Scispot is a B2B platform that serves clinics and labs.
Clinics
Patients book appointments to get check-ups.
Diagnostic labs
Scientists run test result experiments.
How do clinics work with labs?
Clinics are responsible for collecting various patient samples, including blood, urine, and skin. These samples are subsequently forwarded to diagnostic laboratories, where a series of tests are conducted. The resulting data is then imported back into Scispot for comprehensive analysis and used to generate a test level report.
What is labsheets?
Labsheets is a spreadsheet tool where scientists consolidate their sample data. Scientists store sample data such as ID, expiry date, sample type, quantity into columns with data types. The data types are text, number, date and link.
Uh-oh!
Scientists are making CSV imports into labsheets with missing data.
My team was being flooded with 100+ email complaints from customers about incomplete data in their labsheets.
The Problem
Scientists cannot map their CSV columns due to data type incompatibilities with the existing columns in their lab sheet.
Why is this important?
If scientists cannot import their scientific data, labs cannot generate a test level report for their patients.
My Impact
I designed a new data import tool within 5 days.
Scispot was at risk of losing high-value lab customers if this was not fixed immediately.
V1 shipped to 100+ labs in a week
Cut down import time by 30%
Current State
I interviewed 3 scientists to understand why imports were failing.
I wanted to understand where scientists are getting stuck in the user flow, why are they mapping their columns wrong and why they are experiencing data import issues.
After conducting research, I identified three main issues.
I went through the import csv process, audited the flow, and found the import flow to be incredibly manual and time consumping.
Import in wrong labsheet
Scientist were choosing from 100+ labsheets.
Mapping to wrong columns
Scientist made mistakes in manually mapping columns.
No error warnings
No warnings about incompatible mappings.
CURRENT PROCESS
Challenge #1: Reducing user flow friction
The current import flow is messy and time-consuming.
All the steps are presented as individual modals. I grouped the steps into stages, cutting down the number of steps from 7 to 3.
BEFORE
Individual steps
7 disjointed modal steps adds user friction
AFTER
Grouped page steps
Reduce the number of screens from 7 to 3
Challenge #2: Preview column mappings
Scientists have dozens of columns in their test result CSVs.
Without remembering the contents of their data, they frequently map CSV columns incorrectly to their labsheet columns.
I chose to allow scientists to preview their scientific data during the mapping phase to guide their decision making.
Previewing scientific csv data
I explored two designs in allowing scientists to preview their data during the mapping stage. Scientists are working with sensitive data, where even one wrong mapping can lead to a wrong test result report. So, I decided to optimize for precision for reviewing data.
VERSION 1
Optimizing for scannability
See multiple mappings in one frame
Easily make mistakes in reviewing data
VERSION 2
Optimizing for precision
Carefully review each data entry
Imagine data in form factor
Currently, scientists don't know they choose to leave a csv column out of the import process.

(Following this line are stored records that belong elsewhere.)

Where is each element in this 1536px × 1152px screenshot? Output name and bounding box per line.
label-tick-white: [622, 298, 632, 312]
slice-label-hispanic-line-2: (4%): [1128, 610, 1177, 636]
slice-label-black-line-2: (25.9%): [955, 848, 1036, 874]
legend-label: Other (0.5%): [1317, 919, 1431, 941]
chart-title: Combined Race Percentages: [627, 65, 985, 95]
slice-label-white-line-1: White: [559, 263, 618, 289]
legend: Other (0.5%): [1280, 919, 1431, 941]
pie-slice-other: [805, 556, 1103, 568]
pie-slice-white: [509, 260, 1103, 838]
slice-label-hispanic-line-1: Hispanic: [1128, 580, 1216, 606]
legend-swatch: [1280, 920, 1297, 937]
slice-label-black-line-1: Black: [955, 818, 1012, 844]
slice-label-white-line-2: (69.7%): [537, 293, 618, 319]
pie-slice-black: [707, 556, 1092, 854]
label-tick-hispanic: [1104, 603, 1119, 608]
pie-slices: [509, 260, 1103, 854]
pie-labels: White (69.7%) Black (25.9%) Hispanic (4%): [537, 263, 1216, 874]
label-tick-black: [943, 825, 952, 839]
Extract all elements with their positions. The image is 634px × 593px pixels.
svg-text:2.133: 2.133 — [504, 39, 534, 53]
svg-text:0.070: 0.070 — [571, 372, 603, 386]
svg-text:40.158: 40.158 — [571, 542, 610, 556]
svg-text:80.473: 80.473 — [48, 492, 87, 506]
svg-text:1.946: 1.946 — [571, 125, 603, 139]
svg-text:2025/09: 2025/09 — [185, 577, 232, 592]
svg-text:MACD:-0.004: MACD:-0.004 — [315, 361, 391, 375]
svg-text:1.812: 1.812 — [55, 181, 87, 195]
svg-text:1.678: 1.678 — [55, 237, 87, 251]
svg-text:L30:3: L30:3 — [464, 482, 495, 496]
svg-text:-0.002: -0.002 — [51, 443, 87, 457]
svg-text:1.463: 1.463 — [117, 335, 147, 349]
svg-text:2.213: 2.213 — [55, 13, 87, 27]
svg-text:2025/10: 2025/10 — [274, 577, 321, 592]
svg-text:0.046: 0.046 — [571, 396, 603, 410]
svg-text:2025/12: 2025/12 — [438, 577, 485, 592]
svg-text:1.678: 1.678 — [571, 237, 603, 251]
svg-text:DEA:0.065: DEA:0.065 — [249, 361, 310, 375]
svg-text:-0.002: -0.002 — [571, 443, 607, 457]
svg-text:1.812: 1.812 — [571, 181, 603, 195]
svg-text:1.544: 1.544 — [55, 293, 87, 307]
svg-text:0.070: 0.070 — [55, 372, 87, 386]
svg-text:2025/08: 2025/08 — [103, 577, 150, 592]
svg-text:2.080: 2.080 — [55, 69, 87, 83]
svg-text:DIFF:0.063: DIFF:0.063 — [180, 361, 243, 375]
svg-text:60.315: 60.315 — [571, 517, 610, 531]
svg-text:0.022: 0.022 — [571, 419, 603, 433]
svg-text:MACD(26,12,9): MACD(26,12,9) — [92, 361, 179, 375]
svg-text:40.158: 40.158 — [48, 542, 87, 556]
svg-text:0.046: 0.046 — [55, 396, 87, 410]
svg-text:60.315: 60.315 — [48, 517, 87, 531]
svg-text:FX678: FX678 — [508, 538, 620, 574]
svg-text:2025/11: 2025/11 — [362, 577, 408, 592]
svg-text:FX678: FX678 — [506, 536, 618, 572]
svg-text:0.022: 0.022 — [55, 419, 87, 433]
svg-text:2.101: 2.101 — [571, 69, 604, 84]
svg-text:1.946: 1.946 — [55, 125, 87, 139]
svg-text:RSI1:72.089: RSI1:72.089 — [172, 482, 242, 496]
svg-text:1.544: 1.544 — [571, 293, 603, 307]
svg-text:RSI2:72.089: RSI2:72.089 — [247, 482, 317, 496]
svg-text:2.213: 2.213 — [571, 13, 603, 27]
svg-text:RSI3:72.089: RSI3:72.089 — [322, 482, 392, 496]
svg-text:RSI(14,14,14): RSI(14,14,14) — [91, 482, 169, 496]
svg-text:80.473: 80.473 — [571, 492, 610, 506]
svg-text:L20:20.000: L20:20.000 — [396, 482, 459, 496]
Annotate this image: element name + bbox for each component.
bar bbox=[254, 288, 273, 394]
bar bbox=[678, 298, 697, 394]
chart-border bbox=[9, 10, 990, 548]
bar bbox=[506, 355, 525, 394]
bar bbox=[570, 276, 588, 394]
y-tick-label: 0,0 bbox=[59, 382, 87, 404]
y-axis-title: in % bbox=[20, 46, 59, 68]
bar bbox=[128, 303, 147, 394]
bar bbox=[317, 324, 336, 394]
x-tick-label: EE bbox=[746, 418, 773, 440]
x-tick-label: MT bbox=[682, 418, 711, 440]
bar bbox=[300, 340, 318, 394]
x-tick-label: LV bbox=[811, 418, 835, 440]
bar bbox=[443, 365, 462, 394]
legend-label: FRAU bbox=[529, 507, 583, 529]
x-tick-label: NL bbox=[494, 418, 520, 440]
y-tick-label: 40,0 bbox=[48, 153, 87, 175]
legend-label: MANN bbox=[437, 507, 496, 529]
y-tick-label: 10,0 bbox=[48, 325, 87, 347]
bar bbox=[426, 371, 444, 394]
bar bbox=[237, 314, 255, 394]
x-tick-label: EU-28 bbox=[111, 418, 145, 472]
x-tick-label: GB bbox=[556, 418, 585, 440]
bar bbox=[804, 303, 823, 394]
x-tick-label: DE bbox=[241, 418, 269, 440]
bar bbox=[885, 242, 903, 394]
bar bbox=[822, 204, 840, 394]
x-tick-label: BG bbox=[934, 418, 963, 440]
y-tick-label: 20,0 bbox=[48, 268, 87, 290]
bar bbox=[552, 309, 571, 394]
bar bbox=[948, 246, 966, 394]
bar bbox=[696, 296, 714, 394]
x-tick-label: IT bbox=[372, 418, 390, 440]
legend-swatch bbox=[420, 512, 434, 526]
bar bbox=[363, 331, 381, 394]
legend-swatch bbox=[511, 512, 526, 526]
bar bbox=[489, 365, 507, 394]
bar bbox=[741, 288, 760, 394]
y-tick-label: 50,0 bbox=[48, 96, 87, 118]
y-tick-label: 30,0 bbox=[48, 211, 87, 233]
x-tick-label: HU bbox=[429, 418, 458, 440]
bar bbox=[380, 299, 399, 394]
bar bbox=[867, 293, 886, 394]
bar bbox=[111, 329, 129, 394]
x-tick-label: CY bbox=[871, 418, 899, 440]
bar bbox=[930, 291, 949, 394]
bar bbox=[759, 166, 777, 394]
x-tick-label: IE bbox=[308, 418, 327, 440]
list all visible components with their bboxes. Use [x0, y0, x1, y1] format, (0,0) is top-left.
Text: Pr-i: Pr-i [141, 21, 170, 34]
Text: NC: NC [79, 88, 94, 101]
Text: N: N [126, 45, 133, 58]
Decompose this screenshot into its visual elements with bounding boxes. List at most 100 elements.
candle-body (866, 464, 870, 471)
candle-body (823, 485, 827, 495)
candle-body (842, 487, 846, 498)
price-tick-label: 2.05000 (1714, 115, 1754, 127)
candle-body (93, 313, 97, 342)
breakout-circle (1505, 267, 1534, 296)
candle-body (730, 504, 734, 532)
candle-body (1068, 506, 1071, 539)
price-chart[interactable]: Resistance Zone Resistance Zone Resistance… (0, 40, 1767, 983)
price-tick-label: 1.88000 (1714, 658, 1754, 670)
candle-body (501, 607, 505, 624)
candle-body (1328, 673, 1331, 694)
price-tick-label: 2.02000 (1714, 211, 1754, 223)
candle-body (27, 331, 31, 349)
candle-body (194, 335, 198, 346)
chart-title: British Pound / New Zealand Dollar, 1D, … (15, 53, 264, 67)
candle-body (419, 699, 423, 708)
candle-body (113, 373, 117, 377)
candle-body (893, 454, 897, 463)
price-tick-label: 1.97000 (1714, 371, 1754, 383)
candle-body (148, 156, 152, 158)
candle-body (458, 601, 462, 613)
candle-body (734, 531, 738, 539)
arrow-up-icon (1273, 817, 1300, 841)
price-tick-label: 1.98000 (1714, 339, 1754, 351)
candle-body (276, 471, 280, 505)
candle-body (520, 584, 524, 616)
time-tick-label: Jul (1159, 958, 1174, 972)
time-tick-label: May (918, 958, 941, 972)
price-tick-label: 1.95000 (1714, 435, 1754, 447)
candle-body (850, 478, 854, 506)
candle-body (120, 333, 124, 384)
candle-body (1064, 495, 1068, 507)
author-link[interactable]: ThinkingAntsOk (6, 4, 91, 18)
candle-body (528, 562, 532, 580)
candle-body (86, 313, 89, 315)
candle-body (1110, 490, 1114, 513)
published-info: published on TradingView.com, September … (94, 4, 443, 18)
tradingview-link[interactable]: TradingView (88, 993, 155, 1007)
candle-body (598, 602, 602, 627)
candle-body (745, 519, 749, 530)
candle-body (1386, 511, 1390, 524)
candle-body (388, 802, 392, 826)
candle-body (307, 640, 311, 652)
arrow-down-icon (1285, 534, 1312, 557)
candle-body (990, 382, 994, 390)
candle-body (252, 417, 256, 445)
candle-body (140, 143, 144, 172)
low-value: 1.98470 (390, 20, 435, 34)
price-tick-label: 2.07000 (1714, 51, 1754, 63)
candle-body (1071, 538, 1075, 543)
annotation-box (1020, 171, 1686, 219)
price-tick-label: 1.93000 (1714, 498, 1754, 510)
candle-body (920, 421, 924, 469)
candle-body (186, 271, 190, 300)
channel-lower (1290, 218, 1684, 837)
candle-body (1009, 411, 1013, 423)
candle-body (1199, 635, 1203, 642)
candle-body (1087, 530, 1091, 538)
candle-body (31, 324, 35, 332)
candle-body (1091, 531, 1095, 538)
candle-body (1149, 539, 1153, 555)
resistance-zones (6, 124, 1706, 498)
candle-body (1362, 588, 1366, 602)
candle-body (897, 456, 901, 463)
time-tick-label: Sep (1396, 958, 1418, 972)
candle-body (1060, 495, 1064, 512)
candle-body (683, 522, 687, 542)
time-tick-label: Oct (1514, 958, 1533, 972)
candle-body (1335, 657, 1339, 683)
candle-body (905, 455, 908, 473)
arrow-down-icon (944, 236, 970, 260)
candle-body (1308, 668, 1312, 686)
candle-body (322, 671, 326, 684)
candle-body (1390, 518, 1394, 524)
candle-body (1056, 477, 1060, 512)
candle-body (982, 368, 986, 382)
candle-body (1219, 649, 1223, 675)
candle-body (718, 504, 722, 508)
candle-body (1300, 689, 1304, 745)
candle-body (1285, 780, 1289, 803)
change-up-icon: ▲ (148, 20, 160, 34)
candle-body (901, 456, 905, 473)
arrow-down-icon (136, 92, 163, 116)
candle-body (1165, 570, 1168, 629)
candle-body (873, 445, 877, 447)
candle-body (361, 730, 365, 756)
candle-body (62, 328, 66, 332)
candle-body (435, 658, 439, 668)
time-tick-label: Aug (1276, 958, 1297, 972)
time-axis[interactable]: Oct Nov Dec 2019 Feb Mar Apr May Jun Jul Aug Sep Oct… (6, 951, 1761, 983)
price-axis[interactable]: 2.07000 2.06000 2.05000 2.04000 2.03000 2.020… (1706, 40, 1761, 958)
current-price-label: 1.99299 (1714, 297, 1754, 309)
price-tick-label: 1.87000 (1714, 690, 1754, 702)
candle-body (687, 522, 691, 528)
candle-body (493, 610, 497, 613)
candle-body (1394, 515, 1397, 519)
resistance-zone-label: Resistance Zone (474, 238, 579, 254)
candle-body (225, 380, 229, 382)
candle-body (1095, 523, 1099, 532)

The entry point in removing a column from import is currently mixed in with the mapping column options inside the dropdown menu.
VERSION 1
"Don't Import" dropdown option
Hidden point of entry
VERSION 2
Selecting columns from import
Does not match user's mental model
CHOSEN
Removing from import
Top level action
Delete icon represents a consequential action
Challenge #2: Informing Data Errors
How might we inform scientists of data incompatibilities?
Structured and clean data is incredible important for scientists to minimize error and misinterpretations during the analysis phase. Thus, I scoped out adding warnings about rows that could be lost in the import process.
VERSION 1
Pop-up error guide
Direct users to errors throughout labsheet
Cannot gain an overview of errors
Visually distracting
CHOSEN
Side panel of errors
Filters rows with errors
Clear overview and focus of all errors
Testing & Iterations
I ran UX testing with one scientist on my team.
I gave the scientist an import csv task and asked them to try to complete the flow from start to end without any instructions. After the session, I discovered two core findings and created iterations.
FINDING
Users need to see the full data context to understand what each data entry means.
ITERATION
Added a full data preview of the spreadsheet.
FINDING
CSV files take anywhere between 2-30 minutes to upload.
ITERATION
Added a modal and toast notification to notify when users when import is completed.
Launch
We shipped version 1 of this new tool to 100+ labs.
Post-launch, we received positive response from scientists and tracked these success metrics.
Cut data import time by 30%
Resolved 90% of support tickets
Upload & setup csv columns
Map CSV to labsheet columns
Review and correct data errors
Reflections
Grateful for the journey! Here's what I learned....
Quality means shipping fast
This was my first time working at a fast-paced and high-growth startup! I felt uncomfortable at first making a lot of product and design decisions at an accelerated pace. But, gradually, I learned that shipping fast and getting the design out there in the world allowed us to learn about what customers really think, get feedback, and iterate on the product, turning into something people love using.